Level of DifficultyEasy
Time to do repair1- 2 hours
Age of ApplianceMore than 10 years
It was fairly easy to replace the thermostat. Unplug the refrigerator first. Then remove the refrigertor light bulb and 3 screws on the plastic cover that houses the thermostat and defrost timer. Unplug the thermostat from the wiring on the refrigerator and remove the plastic housing holding the thermostat. Remove two screws holding the thermostat and replace with the new one. Put everything back together in reverse order. Unfortunately, this did not corrrect my problem. The refrigerator is well over 30 years old and I had narrowed down the problem to the thermostat because the old one was hard to turn to adjust. About 10 years ago, I replaced the defrost heater in the rear of the freezer compartment for the same problem, and didn't think that would be the problem this time.

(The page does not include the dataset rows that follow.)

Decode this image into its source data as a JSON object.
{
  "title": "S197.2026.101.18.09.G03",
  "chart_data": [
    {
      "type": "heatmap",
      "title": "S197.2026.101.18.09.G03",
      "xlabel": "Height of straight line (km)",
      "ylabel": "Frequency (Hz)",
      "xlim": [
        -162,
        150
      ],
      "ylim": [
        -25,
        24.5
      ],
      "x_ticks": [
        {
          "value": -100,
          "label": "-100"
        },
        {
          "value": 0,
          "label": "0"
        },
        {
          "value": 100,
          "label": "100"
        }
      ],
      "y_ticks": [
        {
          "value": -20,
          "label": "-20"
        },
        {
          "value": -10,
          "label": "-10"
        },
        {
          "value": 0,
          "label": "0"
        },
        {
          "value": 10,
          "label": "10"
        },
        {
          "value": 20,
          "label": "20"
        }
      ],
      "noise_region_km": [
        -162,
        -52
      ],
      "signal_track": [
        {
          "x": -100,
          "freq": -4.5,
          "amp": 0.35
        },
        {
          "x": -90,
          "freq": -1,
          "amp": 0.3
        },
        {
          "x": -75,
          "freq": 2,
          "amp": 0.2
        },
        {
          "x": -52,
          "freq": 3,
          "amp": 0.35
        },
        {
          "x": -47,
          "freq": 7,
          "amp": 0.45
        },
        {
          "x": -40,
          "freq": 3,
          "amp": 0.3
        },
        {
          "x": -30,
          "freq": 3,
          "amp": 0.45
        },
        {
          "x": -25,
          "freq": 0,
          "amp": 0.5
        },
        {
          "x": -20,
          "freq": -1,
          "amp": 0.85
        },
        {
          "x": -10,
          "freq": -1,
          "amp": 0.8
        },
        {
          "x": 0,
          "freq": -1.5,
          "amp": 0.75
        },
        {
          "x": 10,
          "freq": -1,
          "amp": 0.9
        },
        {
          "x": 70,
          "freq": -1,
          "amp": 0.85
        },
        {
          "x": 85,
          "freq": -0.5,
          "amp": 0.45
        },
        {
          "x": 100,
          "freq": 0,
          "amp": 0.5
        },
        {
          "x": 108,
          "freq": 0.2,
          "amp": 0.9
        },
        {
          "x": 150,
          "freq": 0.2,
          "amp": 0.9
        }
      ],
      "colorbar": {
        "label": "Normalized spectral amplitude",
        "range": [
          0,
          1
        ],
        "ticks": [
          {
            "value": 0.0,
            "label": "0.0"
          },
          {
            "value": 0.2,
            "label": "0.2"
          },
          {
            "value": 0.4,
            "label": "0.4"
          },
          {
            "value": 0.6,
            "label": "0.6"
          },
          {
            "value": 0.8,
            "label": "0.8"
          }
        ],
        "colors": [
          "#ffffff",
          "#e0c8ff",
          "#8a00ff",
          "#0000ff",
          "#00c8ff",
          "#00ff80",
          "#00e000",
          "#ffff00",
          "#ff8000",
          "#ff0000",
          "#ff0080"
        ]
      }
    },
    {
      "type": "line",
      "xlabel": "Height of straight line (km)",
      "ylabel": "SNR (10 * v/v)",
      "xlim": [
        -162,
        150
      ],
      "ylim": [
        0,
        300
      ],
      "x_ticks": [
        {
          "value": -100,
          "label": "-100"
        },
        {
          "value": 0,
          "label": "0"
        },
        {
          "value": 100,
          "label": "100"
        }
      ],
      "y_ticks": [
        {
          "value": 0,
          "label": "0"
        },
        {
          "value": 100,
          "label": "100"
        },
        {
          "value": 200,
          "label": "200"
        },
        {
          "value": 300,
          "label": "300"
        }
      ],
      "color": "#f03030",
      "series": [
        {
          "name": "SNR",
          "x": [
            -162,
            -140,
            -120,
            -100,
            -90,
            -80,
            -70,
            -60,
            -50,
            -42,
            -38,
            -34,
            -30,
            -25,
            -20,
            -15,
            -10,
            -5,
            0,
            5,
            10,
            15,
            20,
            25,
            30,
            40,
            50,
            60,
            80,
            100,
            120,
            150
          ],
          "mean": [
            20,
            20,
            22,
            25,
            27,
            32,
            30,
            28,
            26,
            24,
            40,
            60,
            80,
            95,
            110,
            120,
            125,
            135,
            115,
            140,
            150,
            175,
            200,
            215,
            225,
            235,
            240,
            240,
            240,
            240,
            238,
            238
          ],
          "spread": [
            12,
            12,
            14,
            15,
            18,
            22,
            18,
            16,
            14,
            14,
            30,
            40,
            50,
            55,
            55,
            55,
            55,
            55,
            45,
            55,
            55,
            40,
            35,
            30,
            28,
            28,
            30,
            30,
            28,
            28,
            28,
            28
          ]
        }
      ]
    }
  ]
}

Well, as it turned out, I checked the resistance on the defrost heater and it was was bad again. I replaced the heater this week I got from PartSelect, and the refrigerator cycles fine now. Replacing the heater is a little more work that changing the thermostat. You have to remove the freezer compartment fan, fan vent, and back inside wall of the freezer section to expose the coils and the heater element. You just need a socket screw driver. Then you have to reach inside and unplug each end of the heater to check it with your ohm meter. A bad element will show up as an open circuit. Then to replace it, you have to maneuver it around to get if away from the coils and remove a couple of clips. Anyone with some common sense can do it, but it can be a bit challenging.